Only in the morning, the parties saw the results of the evening slaughter. Attila’s heavy losses testified to his reluctance to move beyond the fortified camp. Nevertheless, the Huns ceaselessly fired from behind the fence, the sounds of pipes and other activity were heard inside their camp. On the advice of Aetius, it was decided to lay siege to the enemy camp.
Soon after, the body of Theodoric was discovered, and the situation changed dramatically. Aetius advised the new Visigothic king Torismundu to hasten to Toulouse to assert his authority over the remaining brothers there. The Visigoths left the battlefield, and after a while, the Huns withdrew unhindered.
Consequences of the Battle
Attila was not defeated but had to leave Gaul. Having rounded the Alps, he attacked Northern Italy in 452 from Pannonia. It destroyed the largest city on the Adriatic coast of Aquileia.
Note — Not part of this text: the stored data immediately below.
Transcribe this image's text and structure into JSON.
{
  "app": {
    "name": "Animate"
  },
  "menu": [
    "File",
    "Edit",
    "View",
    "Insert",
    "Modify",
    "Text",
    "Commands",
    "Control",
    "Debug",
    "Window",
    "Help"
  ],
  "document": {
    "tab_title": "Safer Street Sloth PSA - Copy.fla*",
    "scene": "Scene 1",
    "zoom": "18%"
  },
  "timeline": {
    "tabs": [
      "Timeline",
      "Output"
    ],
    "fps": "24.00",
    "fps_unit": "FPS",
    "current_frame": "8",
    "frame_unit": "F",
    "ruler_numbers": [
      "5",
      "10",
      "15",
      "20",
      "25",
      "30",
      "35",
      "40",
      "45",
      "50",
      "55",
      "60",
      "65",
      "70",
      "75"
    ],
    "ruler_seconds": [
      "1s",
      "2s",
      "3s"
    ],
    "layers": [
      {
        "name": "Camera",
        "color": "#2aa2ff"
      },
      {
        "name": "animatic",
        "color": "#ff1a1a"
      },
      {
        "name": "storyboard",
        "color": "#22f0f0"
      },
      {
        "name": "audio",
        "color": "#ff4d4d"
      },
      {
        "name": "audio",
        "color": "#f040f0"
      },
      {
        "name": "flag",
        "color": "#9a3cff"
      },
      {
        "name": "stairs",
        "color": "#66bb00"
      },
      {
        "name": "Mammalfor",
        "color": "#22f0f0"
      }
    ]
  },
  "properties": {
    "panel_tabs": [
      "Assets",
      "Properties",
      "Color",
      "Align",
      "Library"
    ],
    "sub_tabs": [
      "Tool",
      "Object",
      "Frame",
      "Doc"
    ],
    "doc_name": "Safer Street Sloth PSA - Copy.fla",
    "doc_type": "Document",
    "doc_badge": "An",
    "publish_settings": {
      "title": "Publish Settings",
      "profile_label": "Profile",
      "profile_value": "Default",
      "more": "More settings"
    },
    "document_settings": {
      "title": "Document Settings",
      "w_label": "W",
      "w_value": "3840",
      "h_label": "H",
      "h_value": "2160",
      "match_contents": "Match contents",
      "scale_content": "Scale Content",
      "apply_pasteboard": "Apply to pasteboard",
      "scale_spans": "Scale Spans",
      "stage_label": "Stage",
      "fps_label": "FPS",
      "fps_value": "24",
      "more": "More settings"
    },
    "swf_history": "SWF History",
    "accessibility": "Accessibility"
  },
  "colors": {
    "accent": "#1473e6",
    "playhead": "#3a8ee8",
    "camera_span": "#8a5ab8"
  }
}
Other cities fell, Milan was captured. Only the epidemic among the Huns, as well as the troops of the Eastern Roman Empire to the distant rear of the Huns beyond the Danube, forced Attila to leave Italy. In 453, Attila once again entered the battle with the Alans and the Visigoths on the Loire, but was again forced to retreat and died the same year. In medieval works, Attila was called the Whip of God (flagellum dei), reflecting the Latin church tradition to consider the leader of the Huns as punishment for sins. In medieval works, the Battle of the Catalan fields was presented as a symbol of the victory of the civilized world over destructive barbarism.